I played around with it but for my markets the pricing was pretty off… I will look at it again, but right now after fighting with Wheelhouse for the bask 8 weeks, I’m going to go back to Beyond Pricing.

Beyond pricing is not adjusting the price during all holidays in my area, labor day, Thanksgiving, Christmas. I just got a booking on labor day weekend, last the opportunity. Makes me realize it so I had to manually adjusted Thanksgiving and Christmas.

I’m relatively new to Airbnb and started out on Beyond Pricing for about a month and was relatively happy with it until a booking inquiry for labor day weekend came in and I looked closer and realized how underpriced it was. This made me dig deeper and signed up with Wheelhouse to compare the pricing models and switched over after quickly noticing the pricing for labor day and a few others seemed more accurate.

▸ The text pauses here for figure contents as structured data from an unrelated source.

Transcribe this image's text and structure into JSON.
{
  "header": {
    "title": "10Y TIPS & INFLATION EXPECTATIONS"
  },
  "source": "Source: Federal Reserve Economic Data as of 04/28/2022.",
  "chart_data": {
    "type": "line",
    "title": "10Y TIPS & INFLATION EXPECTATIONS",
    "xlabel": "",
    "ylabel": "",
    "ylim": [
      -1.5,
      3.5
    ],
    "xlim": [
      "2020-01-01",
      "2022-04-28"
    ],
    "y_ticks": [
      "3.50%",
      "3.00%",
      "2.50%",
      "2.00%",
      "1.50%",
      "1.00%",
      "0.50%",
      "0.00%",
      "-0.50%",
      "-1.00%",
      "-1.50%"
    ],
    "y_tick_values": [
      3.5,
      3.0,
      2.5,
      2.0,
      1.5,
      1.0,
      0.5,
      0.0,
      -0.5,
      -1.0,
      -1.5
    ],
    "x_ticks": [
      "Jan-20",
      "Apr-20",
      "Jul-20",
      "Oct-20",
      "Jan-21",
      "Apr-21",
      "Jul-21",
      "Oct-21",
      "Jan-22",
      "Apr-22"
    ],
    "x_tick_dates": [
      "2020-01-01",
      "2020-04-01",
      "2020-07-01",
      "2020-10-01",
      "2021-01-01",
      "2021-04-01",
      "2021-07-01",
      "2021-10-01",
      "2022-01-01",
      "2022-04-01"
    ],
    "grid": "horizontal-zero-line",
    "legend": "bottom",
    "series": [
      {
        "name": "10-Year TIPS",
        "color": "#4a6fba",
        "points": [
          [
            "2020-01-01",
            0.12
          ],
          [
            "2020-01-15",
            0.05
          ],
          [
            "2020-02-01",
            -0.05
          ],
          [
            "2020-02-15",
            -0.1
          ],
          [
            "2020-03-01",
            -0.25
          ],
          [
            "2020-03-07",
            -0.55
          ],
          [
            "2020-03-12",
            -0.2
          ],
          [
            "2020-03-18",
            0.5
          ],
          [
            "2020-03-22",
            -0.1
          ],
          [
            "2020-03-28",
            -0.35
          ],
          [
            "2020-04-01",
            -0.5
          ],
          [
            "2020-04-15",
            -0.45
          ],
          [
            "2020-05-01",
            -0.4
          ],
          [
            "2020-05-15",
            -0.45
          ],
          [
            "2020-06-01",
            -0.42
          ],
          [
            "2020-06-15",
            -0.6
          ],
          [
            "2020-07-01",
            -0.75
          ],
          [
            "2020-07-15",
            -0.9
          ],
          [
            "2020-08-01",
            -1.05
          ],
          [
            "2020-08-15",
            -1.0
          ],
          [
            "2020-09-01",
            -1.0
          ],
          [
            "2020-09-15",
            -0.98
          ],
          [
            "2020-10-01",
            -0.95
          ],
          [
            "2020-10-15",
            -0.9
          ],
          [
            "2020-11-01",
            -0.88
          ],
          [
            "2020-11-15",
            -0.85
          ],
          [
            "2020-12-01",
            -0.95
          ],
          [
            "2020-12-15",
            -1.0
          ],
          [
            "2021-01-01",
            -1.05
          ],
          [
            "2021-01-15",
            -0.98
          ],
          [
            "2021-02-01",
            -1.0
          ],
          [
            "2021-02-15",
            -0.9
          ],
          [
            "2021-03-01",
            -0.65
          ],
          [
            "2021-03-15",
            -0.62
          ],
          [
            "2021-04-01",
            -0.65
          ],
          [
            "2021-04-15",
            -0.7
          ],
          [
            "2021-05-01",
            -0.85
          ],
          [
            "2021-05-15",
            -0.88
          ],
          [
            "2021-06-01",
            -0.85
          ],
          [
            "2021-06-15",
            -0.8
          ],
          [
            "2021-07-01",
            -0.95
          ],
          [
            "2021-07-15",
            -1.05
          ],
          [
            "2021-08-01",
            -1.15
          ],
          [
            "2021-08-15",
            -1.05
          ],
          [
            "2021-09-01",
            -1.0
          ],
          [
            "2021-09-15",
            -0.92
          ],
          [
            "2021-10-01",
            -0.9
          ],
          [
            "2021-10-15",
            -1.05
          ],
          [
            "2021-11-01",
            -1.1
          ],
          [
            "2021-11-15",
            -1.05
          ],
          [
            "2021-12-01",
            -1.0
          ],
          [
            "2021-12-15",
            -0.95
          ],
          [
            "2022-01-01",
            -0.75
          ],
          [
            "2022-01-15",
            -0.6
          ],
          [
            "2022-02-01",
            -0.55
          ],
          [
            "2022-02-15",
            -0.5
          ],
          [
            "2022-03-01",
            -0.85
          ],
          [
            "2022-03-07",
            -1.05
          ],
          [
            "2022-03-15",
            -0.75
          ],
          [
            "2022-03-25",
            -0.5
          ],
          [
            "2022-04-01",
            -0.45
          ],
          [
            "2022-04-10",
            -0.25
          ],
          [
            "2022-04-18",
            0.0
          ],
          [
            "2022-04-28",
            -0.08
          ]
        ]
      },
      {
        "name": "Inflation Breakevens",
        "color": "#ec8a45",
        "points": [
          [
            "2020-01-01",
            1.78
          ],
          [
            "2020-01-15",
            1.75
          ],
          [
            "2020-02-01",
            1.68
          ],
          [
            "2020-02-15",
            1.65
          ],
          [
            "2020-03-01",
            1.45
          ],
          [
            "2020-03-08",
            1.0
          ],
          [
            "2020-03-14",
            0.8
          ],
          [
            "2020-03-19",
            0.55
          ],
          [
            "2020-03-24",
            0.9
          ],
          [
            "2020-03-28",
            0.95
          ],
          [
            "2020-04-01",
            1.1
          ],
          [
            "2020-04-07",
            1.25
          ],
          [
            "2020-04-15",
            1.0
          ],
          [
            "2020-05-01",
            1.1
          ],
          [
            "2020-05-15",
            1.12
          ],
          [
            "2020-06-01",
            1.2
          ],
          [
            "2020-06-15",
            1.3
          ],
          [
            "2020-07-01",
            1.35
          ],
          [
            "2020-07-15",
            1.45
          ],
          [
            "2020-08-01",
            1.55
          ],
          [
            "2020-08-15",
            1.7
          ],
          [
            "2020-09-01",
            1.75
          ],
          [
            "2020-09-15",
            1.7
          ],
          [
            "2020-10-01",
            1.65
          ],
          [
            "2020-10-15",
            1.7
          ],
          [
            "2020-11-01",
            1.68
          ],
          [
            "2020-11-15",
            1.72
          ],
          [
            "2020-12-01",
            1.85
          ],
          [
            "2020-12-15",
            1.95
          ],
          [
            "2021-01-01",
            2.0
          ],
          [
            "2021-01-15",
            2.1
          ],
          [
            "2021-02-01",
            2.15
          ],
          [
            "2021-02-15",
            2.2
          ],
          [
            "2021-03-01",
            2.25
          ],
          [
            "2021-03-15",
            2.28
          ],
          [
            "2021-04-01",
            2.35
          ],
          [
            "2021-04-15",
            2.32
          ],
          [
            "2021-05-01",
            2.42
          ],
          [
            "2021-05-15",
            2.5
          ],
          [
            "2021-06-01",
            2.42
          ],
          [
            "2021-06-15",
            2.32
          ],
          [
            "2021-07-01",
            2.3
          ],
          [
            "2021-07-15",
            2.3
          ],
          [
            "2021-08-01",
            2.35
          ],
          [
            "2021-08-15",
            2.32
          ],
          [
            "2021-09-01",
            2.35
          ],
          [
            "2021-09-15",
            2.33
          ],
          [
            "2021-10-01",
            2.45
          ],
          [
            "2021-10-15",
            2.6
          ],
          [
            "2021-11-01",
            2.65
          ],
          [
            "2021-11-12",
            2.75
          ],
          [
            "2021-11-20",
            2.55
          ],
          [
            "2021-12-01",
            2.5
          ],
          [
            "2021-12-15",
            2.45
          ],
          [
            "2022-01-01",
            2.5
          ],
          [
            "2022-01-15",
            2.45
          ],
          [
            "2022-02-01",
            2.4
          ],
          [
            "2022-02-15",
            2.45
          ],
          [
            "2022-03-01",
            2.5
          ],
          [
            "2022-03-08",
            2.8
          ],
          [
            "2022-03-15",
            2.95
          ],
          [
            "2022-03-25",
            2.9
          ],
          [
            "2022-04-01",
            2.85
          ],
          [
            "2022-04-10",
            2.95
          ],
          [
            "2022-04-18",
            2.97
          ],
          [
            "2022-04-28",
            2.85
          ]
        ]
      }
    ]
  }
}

I’ve been using Wheelhouse exclusively now for the past month and I’ve been really satisfied with the price modeling (based on a lot of manual market comps I do day-to-day to make sure it’s accurate) and higher booking rates I’ve been receiving. The biggest plus for me is the smart base rate adjustment that continually adjusts every 24 hours to take into account the latest booked rates you’ve received. It’s continually adjusted my base rate upwards from around $100 to now $115 without any vacancy falloff.

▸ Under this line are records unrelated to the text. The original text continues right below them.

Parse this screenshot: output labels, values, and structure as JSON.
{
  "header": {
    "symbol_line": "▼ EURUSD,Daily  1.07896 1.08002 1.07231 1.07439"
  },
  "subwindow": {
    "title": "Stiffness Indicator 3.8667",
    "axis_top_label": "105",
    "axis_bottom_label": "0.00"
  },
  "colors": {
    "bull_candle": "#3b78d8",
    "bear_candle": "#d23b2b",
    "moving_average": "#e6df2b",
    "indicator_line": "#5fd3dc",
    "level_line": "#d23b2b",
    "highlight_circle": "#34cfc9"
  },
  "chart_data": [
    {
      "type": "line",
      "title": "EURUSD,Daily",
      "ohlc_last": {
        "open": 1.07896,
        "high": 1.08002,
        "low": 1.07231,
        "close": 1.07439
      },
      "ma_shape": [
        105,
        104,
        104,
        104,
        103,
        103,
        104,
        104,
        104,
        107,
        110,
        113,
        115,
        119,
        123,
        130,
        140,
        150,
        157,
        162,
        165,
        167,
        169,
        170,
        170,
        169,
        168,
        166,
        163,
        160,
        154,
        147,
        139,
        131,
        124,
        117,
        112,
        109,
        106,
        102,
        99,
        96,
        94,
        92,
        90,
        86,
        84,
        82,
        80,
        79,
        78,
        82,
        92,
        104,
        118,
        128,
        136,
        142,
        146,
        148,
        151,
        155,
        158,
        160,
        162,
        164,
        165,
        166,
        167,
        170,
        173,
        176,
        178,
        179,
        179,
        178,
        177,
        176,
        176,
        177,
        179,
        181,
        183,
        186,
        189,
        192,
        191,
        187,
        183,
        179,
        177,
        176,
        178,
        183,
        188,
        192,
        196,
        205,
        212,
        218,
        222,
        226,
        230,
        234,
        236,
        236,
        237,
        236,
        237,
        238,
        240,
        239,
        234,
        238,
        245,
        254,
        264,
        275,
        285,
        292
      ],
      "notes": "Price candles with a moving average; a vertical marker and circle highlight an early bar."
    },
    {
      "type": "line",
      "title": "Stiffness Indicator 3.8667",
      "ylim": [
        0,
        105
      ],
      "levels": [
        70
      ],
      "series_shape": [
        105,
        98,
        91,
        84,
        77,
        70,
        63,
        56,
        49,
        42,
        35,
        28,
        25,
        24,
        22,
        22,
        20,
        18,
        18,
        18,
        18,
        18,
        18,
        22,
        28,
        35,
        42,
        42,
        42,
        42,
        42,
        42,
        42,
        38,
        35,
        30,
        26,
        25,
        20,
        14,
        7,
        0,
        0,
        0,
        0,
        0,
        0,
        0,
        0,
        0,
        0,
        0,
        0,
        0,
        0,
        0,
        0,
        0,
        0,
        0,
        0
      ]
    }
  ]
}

I’ve also had a few issues with the monthly charts not updating accurately and their customer support was super responsive and fixed the problem that was caused by new Airbnb data programming in 24 hours from when I alerted them to the issue. I also have a number of suggestions for improving the service that they’ve been responsive to.

There are still a few small features I prefer on Beyond Pricing like the ability to see the prices of your booked nights that are shaded differently than unbooked so you can still see them comparatively instead of the completely shaded out days that Wheelhouse uses. I’d also like to see Wheelhouse incorporate the lists of individual booked trips on a tab that are sorted both by latest trips and highest ADR trips that shows date booked, ADR and number of days in trip.

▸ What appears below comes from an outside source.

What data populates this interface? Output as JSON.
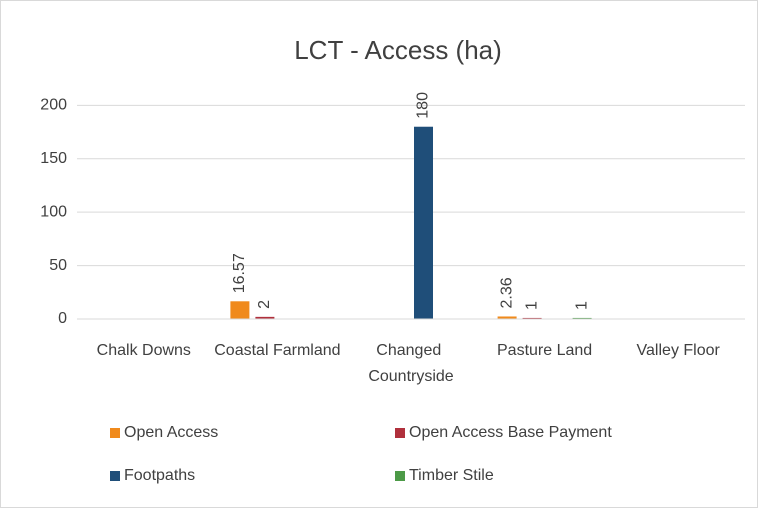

Also to add another big plus to Wheelhouse is their smoother price adjustments based on how many days away available dates are. BP allows you to punch in % price decrease based on how many days out from vacant day you are but Wheelhouse continually updates starting with a slight premium for days very far out and then slowly and smoothly starts adjusting down every 24 hours that you can customize differently than the standard 14 days out.

Lastly just to add that only a few weeks ago I noticed that Wheelhouse didn’t seem to discount single lone days steeply enough and I was left with my only vacant day this summer possibly because of this but since it seems to be dead on with its discounting for single isolated days as well as double and triple day blocks.

I get the sense that they are working really hard to add features and listen closely to their customers to bring on most asked for additions quickly.